An open circular tank of 15 cm diameter and 100 cm long contains water up to a height of 80 cm find the
maximum speed at which the cylinder is to be rotated about its vertical axis so that no water spills.
To find the maximum speed at which the cylinder can be rotated so that no water spills out, we need to consider the force acting on the water.
When the cylinder is rotating, the water experiences two forces: gravity and centrifugal force. The centrifugal force acts radially outward and can cause the water to spill out if it exceeds the force of gravity.

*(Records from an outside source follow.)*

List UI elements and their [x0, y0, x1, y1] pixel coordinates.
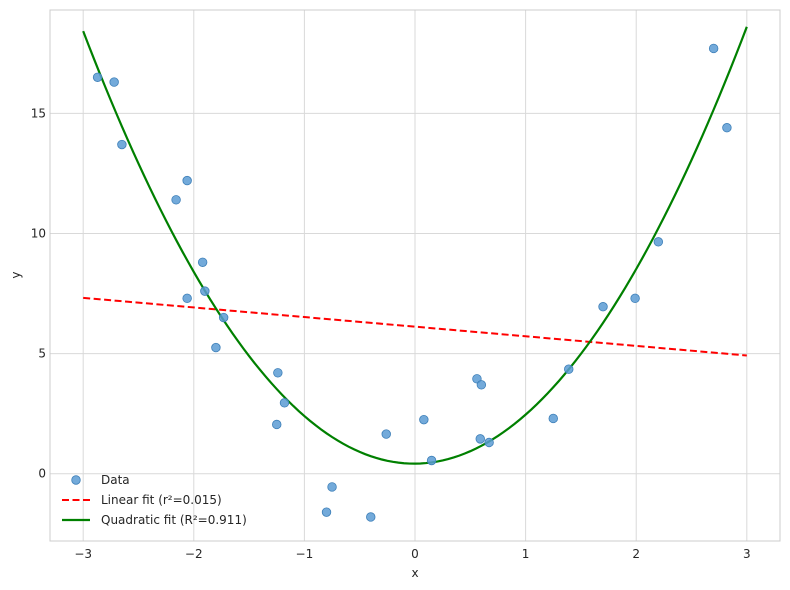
y-tick-label: 15 [31, 106, 46, 120]
x-tick-labels: −3 −2 −1 0 1 2 3 [74, 547, 750, 561]
data-point [279, 398, 290, 408]
data-point [475, 434, 485, 444]
data-point [92, 72, 103, 82]
data-point [653, 237, 664, 247]
y-axis-label: y [9, 271, 23, 278]
x-tick-label: 2 [632, 547, 640, 561]
data-point [484, 437, 494, 448]
y-tick-label: 5 [38, 347, 46, 361]
data-point [109, 77, 119, 87]
data-point [182, 175, 192, 186]
data-point [564, 364, 574, 374]
x-tick-label: −3 [74, 547, 92, 561]
legend-label: Linear fit (r²=0.015) [101, 493, 222, 507]
data-point [182, 293, 192, 304]
legend-label: Quadratic fit (R²=0.911) [101, 513, 247, 527]
legend-marker-data [71, 475, 81, 485]
data-point [381, 429, 391, 439]
y-tick-label: 0 [38, 467, 46, 481]
legend: Data Linear fit (r²=0.015) Quadratic fit (… [62, 473, 247, 527]
x-tick-label: 3 [743, 547, 751, 561]
data-point [419, 414, 429, 425]
linear-fit-line [83, 296, 747, 357]
x-tick-label: 0 [411, 547, 419, 561]
data-point [366, 512, 376, 522]
x-tick-label: −2 [185, 547, 203, 561]
data-point [171, 195, 181, 205]
data-point [708, 43, 719, 54]
scatter-points [92, 43, 732, 522]
data-point [218, 312, 229, 323]
data-point [197, 257, 208, 267]
data-point [211, 342, 221, 353]
quadratic-fit-line [82, 26, 748, 465]
fit-lines [82, 26, 748, 465]
data-point [273, 368, 283, 378]
data-point [722, 123, 732, 133]
x-tick-label: 1 [522, 547, 530, 561]
data-point [598, 302, 608, 312]
x-axis-label: x [411, 566, 418, 580]
data-point [327, 482, 337, 492]
x-tick-label: −1 [296, 547, 314, 561]
data-point [272, 419, 282, 430]
y-tick-label: 10 [31, 226, 46, 240]
data-point [476, 380, 487, 390]
data-point [630, 293, 640, 304]
data-point [200, 286, 210, 296]
data-point [426, 455, 437, 466]
legend-label: Data [101, 473, 130, 487]
data-point [548, 413, 558, 424]
data-point [117, 139, 127, 150]
grid [50, 10, 780, 541]
data-point [321, 507, 332, 517]
plot-frame [49, 9, 781, 542]
y-tick-labels: 0 5 10 15 [31, 106, 46, 480]
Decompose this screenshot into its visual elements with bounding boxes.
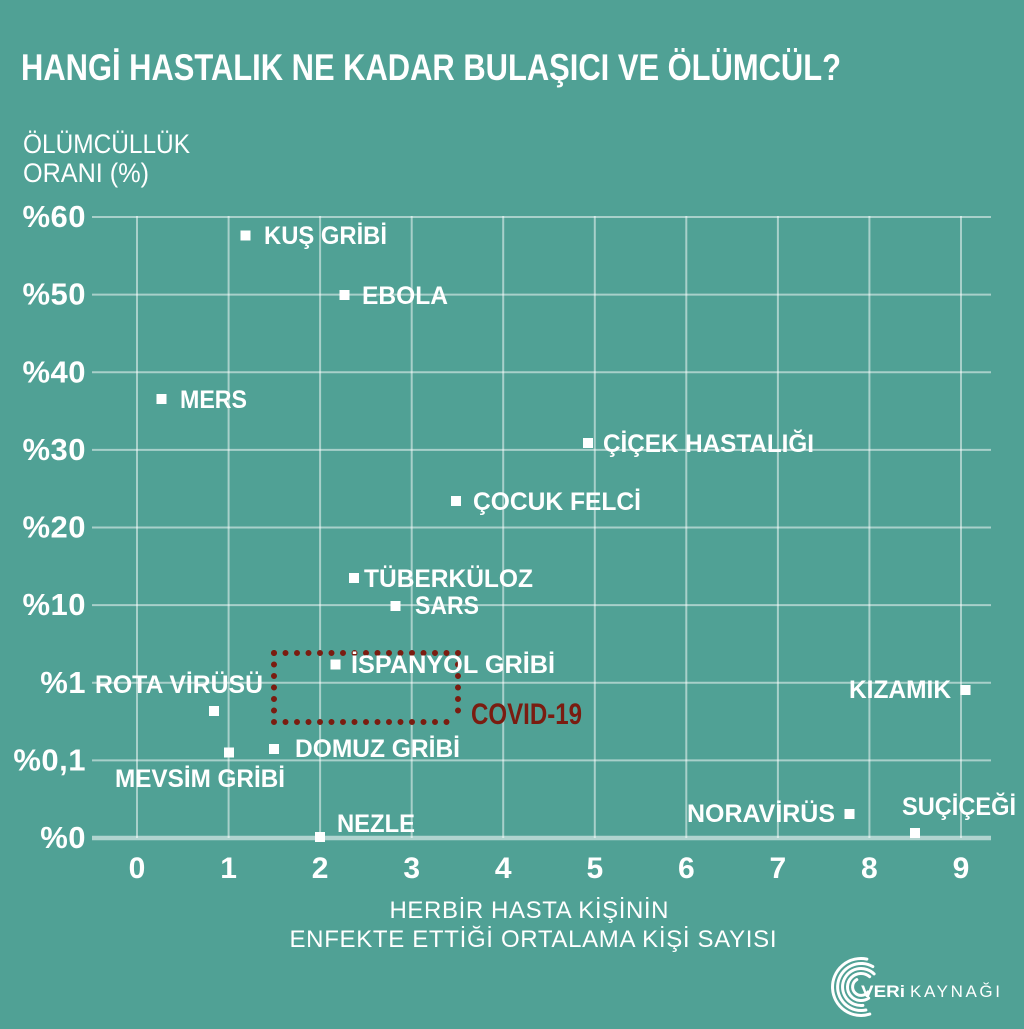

The centrifugal force acting on the water can be calculated using the formula:
Centrifugal force (Fc) = m * ω^2 * r
Where:
m = mass of the water
ω = angular velocity (rotational speed) of the cylinder
r = radius of the cylinder
The mass of the water can be calculated using the formula:
mass (m) = density (ρ) * volume (V)
The density of water is a constant value, which is approximately 1000 kg/m^3.
The volume of the water can be calculated using the formula for the volume of a cylinder:
volume (V) = π * r^2 * h
Where:
h = height of the water in the cylinder
Now, let's substitute the values given in the problem:
Diameter of the cylinder = 15 cm = 0.15 m (since 1 cm = 0.01 m)
Radius of the cylinder (r) = 0.075 m (half of the diameter)
Height of the water (h) = 80 cm = 0.8 m (since 1 cm = 0.01 m)
Using these values, we can calculate the mass (m) and volume (V) of the water.
mass (m) = density (ρ) * volume (V)
= 1000 kg/m^3 * (π * 0.075^2 * 0.8) m^3
≈ 141.37 kg
Now, let's find the maximum angular velocity (ω) at which the cylinder can be rotated without spilling water.
Centrifugal force (Fc) = m * ω^2 * r
Since we want to find the maximum speed, we set the centrifugal force equal to the force of gravity acting on the water.
Fc = m * g
Where g is the acceleration due to gravity, which is approximately 9.8 m/s^2.
m * ω^2 * r = m * g
Now we can solve for ω.
ω^2 = g / r
ω = √(g / r)
Substituting the values:
ω = √(9.8 / 0.075) ≈ 16.57 rad/s
So, the maximum speed at which the cylinder can be rotated about its vertical axis so that no water spills is approximately 16.57 rad/s.